The complement system is part of the innate immune system. The crucial step in activating the complement system is the generation and regulation of C3 convertase complexes, which are needed to generate opsonins that promote phagocytosis, to generate C3a that regulates inflammation, and to initiate the lytic terminal pathway through the generation and activity of C5 convertases. A growing body of evidence has highlighted the interplay between the complement system, coagulation system, platelets, neutrophils, and endothelial cells. The kidneys are highly susceptible to complement-mediated injury in several genetic, infectious, and autoimmune diseases. Atypical hemolytic uremic syndrome (aHUS) and lupus nephritis (LN) are both characterized by thrombosis in the glomerular capillaries of the kidneys. In aHUS, congenital or acquired defects in complement regulators may trigger platelet aggregation and activation, resulting in the formation of platelet-rich thrombi in the kidneys. Because glomerular vasculopathy is usually noted with immunoglobulin and complement accumulation in LN, complement-mediated activation of tissue factors could partly explain the autoimmune mechanism of thrombosis.
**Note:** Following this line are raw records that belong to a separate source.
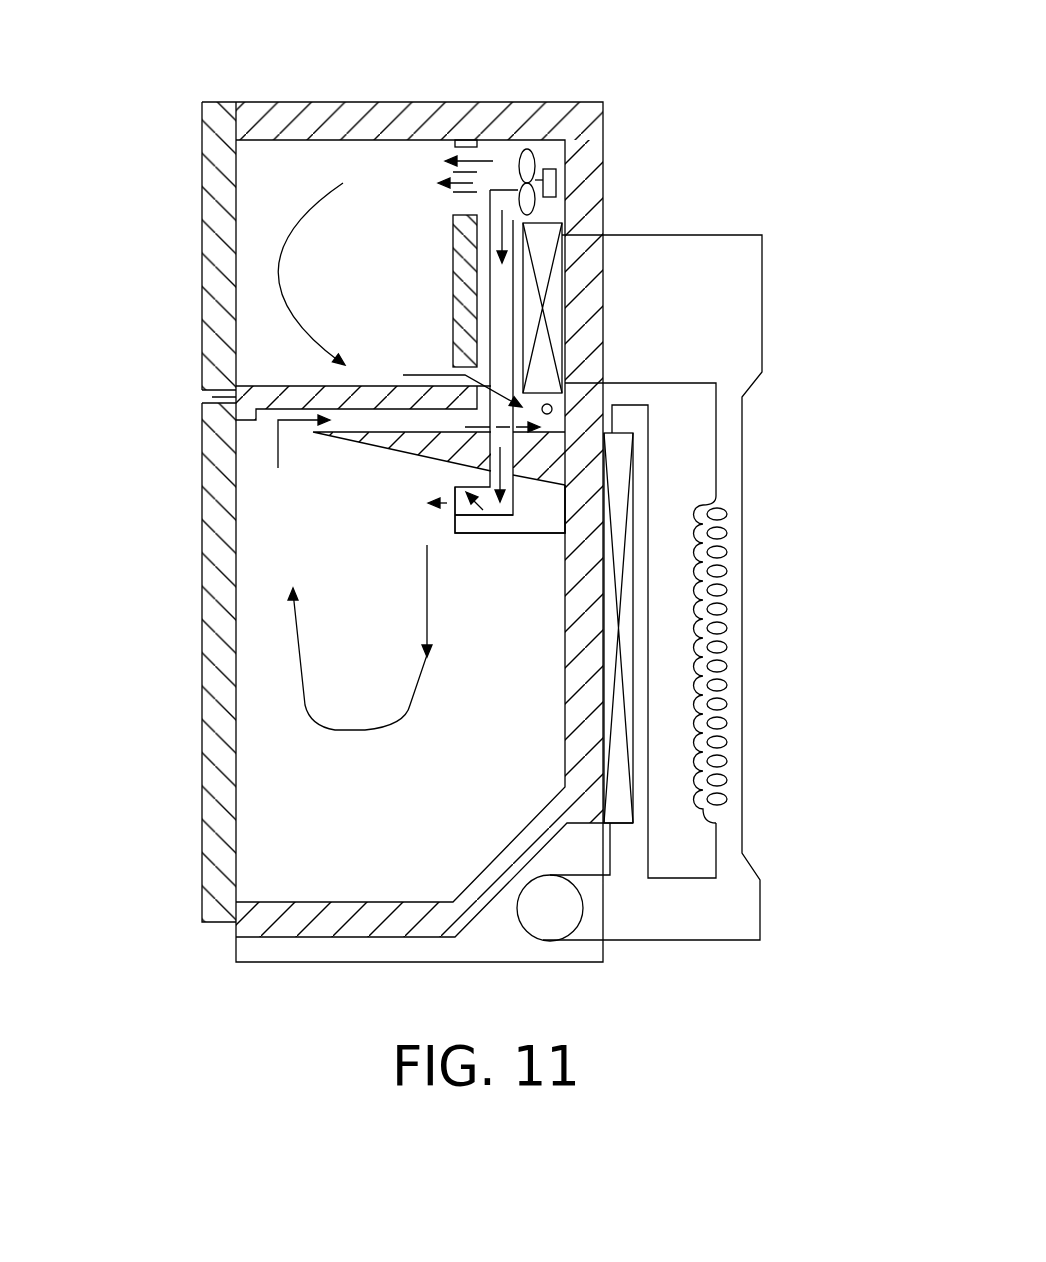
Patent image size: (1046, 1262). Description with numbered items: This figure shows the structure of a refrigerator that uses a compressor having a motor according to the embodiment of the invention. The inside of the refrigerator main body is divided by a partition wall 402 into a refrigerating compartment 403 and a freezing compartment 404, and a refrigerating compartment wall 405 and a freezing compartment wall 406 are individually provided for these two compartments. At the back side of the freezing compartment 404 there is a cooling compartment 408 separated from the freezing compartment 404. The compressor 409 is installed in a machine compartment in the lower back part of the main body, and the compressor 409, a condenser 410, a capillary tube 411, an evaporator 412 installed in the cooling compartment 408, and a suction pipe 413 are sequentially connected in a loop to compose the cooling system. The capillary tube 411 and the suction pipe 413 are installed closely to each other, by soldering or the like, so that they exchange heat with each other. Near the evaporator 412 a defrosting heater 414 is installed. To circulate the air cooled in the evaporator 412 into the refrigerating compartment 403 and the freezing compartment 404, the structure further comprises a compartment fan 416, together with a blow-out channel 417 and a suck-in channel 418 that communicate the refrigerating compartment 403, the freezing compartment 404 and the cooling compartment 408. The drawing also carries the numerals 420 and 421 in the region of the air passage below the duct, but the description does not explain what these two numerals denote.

The partition wall 402 is at (202, 397).
The refrigerating compartment 403 is at (258, 730).
The freezing compartment 404 is at (303, 288).
The refrigerating compartment wall 405 is at (202, 599).
The freezing compartment wall 406 is at (202, 199).
The cooling compartment 408 is at (505, 237).
The compressor 409 is at (585, 905).
The condenser 410 is at (637, 493).
The capillary tube 411 is at (383, 100).
The evaporator 412 is at (563, 285).
The suction pipe 413 is at (745, 583).
The defrosting heater 414 is at (553, 407).
The compartment fan 416 is at (550, 157).
The blow-out channel 417 is at (497, 182).
The suck-in channel 418 is at (380, 452).
The air passage housing 420 is at (453, 480).
The air outlet to refrigerating compartment 421 is at (453, 518).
Thus, kidney glomerular capillary thrombosis is mediated by complement dysregulation and may also be associated with complement overactivation. Further investigation is required to clarify the interaction between these vascular components and develop specific therapeutic approaches.
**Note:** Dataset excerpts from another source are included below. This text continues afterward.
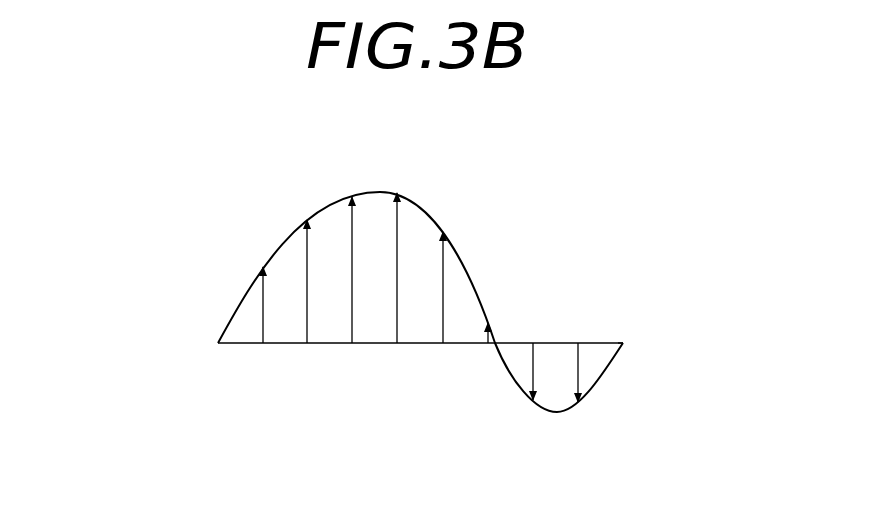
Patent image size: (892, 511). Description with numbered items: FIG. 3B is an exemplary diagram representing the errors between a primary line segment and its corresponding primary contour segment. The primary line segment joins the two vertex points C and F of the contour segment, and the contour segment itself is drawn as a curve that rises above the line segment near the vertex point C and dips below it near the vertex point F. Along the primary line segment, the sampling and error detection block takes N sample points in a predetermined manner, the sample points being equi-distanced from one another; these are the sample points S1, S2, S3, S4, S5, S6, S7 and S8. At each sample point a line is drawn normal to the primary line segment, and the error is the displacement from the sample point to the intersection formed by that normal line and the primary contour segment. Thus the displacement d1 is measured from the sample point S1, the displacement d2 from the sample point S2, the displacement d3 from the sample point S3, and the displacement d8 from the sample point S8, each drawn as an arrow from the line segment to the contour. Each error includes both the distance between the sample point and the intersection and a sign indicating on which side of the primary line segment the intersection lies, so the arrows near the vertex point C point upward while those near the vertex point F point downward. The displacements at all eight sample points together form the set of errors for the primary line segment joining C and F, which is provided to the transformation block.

The vertex point C is at (405, 347).
The vertex point F is at (632, 342).
The sample point S1 is at (201, 322).
The sample point S2 is at (248, 315).
The sample point S3 is at (302, 308).
The sample point S4 is at (397, 345).
The sample point S5 is at (443, 304).
The sample point S6 is at (488, 345).
The sample point S7 is at (533, 355).
The sample point S8 is at (619, 356).
The displacement d1 is at (263, 313).
The displacement d2 is at (307, 258).
The displacement d3 is at (352, 225).
The displacement d8 is at (578, 363).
Keywords: atypical hemolytic uremic syndrome; coagulation; complement; kidney; lupus nephritis; neutrophil; platelet; thrombosis.

Figure 1

Complement activation pathway. The complement system is activated via three different pathways: classical (CP), lectin (LP), and alternative (AP). The CP is activated by the binding of C1q to antigen-bound antibodies. This reaction activates C1s and C1r, leading to the formation of the CP C3 convertase (C4bC2b). The LP generates the same C3 convertase as the CP, but its activation is caused by mannose-binding lectin (MBL) and MBL-associated serine proteases (MASPs). The AP is spontaneously activated via hydrolysis of C3 (C3 (H₂O)), which generates the initial C3 convertase (C3(H₂O)Bb). All three activation routes merge at the cleavage of C3 and lead to the formation of the C5 convertases (C4bC2bC3b and C3bBbC3b), which cleave C5 into C5a and C5b. The C5b fragment forms the membrane attack complex (C5b-9, MAC) by binding to C6, C7, C8, and C9. C9 polymerization is required for C5b-9 generation. C5b-9 creates pores in the membrane and lyses the target cells. The fragment of C3b is opsonin, and C3a and C5a are also known as anaphylatoxins and chemotactic factors, respectively.

Figure 2

Schematic overview of the interaction between the complement system and the coagulation system, platelets, and neutrophils. (i) MASPs can cleave coagulation factors, such as prothrombin, fibrinogen, and factor XIII. (ii) C5a and C5b-9 enhance blood thrombogenicity through upregulation of TF in endothelial cells and neutrophils. (iii) C5a induces UL-VWF secretion and P-selectin expression. Conversely, coagulation factors activate the complement cascade. (iv) Thrombin and plasmin can generate C3a and C5a, whereas plasminogen enhances FI-mediated C3b cleavage in the presence of FH and plasmin degrades C3b. (v) Factor XIa decreases the cofactor and decay acceleration activity of FH and the ability binding of FH to bind to human endothelial cells. Conversely, FH inhibits FXIa activation.